Una linea più «di compromesso», per dirla con Gelmini, più affine alla posizione di Luigi Marattin, il presidente renziano della commissione Finanze, rispetto a quello che è poi andato in scena quando si è iniziato a discutere il testo: cioè l'asse con Lega e FdI, il muro contro il governo.
«Se avessimo rispettato il dettato di Arcore, non sarebbe andatta così», sono convinti gli esponenti vicini all'ala governista. Paolo Barelli, il capogruppo alla Camera, è sicuro invece che la via della mediazione sia stata tentata. «Ma c'è stata un'impuntatura del governo, è evidente. Draghi dice che non aumenteranno le tasse? Fino al 2026 sicuro, poi non sarà così».
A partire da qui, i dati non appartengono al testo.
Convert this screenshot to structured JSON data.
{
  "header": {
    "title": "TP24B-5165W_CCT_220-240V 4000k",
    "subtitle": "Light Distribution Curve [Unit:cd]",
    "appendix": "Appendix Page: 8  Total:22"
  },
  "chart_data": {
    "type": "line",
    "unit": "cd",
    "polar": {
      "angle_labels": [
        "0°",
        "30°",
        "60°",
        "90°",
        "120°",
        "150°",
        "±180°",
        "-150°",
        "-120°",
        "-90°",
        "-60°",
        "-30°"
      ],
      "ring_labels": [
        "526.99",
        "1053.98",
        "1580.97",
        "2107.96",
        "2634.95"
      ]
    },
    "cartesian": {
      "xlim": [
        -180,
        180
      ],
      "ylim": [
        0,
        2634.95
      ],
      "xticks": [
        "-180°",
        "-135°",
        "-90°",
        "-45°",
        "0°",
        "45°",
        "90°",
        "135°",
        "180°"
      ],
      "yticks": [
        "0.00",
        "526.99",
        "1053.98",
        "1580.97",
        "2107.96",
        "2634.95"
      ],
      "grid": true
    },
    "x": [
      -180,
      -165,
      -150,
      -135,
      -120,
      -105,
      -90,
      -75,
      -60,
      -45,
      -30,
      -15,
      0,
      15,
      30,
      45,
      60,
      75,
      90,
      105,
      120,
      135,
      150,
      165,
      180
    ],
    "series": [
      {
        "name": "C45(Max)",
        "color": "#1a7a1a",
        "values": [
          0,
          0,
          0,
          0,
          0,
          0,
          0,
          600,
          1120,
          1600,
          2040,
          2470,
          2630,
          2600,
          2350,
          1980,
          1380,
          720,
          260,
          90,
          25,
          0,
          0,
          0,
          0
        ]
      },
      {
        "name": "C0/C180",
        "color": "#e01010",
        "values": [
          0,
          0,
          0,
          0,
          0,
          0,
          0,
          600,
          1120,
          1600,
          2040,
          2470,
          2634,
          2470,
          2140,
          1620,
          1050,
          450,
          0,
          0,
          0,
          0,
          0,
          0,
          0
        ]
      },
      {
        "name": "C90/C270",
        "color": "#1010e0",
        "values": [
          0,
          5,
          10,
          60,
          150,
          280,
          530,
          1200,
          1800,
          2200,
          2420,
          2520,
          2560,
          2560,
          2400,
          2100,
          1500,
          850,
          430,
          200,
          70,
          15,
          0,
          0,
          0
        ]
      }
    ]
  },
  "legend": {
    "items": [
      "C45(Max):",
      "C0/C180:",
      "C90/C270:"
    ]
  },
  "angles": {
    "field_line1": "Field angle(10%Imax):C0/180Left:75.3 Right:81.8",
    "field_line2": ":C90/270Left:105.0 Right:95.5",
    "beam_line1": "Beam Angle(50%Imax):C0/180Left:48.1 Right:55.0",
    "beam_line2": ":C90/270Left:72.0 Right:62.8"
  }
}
«Qualche divisione nel partito in effetti c'è - concede Alessandro Cattaneo, deputato e membro dell'ufficio di presidenza di Forza Italia - Ma la maggior parte dei parlamentari la pensa allo stesso modo. E aggiungo una cosa: quando il testo arriverà in aula, se si pensa di continuare con lo schema 22 a 23, la riforma non passa, va trovato un accordo prima». Anche dentro FI.